- Born: 1987 or 1988 (age 38–39) Cotabato, Philippines
- Education: Fashion Institute of the Philippines
- Known for: Founder of Ushisato fashion label and The Shades and the Scarf blog

= Ushi Sato =

Filipino fashion designer

Ushi Sato is a Filipino fashion designer and blogger from Cotabato and the founder of the namesake fashion label Ushisato.

==Early life and education==
Ushi Sato was born in Cotabato province in . Sato comes from a Filipino-Japanese family and is the youngest of five children. His parents were tailors with his mother specializing in dresses and his father making denims. He initially attended a nursing school before moving to the Fashion Institute of the Philippines to study fashion design.
== Career ==
Before establishing wider recognition as a designer, Ushi Sato moved from the Philippines to Dubai in the United Arab Emirates in 2009, where he worked as an in-house designer for a shop in Jumeirah and later worked in retail as a merchandiser and buyer. He also started a blog, The Shades and the Scarf around this time which gained a significant readership in the Middle East.

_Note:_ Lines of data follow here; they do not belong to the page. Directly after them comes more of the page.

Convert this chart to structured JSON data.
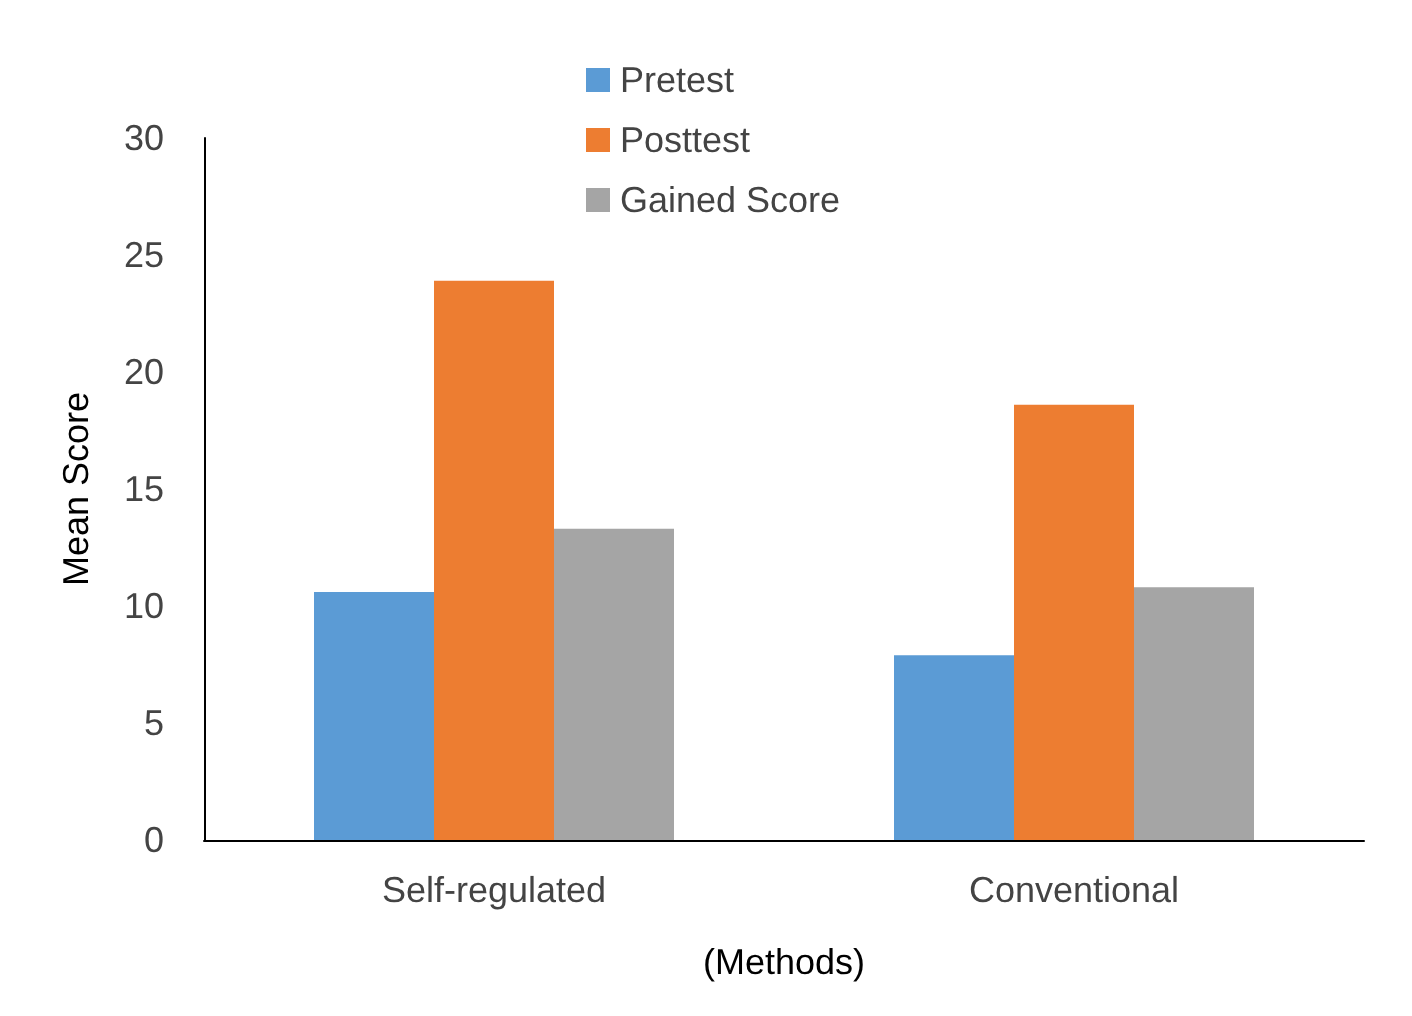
{
  "chart_data": {
    "type": "bar",
    "xlabel": "(Methods)",
    "ylabel": "Mean Score",
    "categories": [
      "Self-regulated",
      "Conventional"
    ],
    "series": [
      {
        "name": "Pretest",
        "color": "#5b9bd5",
        "values": [
          10.6,
          7.9
        ]
      },
      {
        "name": "Posttest",
        "color": "#ed7d31",
        "values": [
          23.9,
          18.6
        ]
      },
      {
        "name": "Gained Score",
        "color": "#a5a5a5",
        "values": [
          13.3,
          10.8
        ]
      }
    ],
    "ylim": [
      0,
      30
    ],
    "yticks": [
      0,
      5,
      10,
      15,
      20,
      25,
      30
    ],
    "grid": false,
    "legend": "top"
  }
}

He stayed in Dubai for 15 years and studied couture fashion under his mentor and fellow Filipino designer Albert Andrada. Sato described his design style as "minimalist", but also stated he likes to "mix and match" designs like something "old with new", "cheap and pricey", depending on his own mood.

In 2023, Ushi Sato was included in Preview magazine's Creative 25 list under the fashion category.

==Works==
=== Kutawatu collection ===
In 2025, Ushi Sato presented the Kutawatu collection, which was inspired by the history and cultural heritage of Cotabato. He incorporated elements such as the inaul from Maguindanao, tennun yakan from Basilan. The collection was also associated with Ushi Sato's participation in Precious of Malaysia Cultural Fashion Week in Kuala Lumpur. He was given the Uplifting Traditional Design recognition for Kutawatu.

===Notable clients===
Manila Luzon, a drag queen and television personality, wore an art deco-inspired gown by Ushi Sato at the 2023 Asian Academy Creative Awards, where Luzon was named a Fashion Industry Best Dressed Award recipient. Other people noted to have worn Sato's designs include: Sue Ramirez at Star Magic Hot Summer, Dimples Romana at the Star Magical Christmas Party, and Jessica Yang at the 2024 Mega Fashion Awards.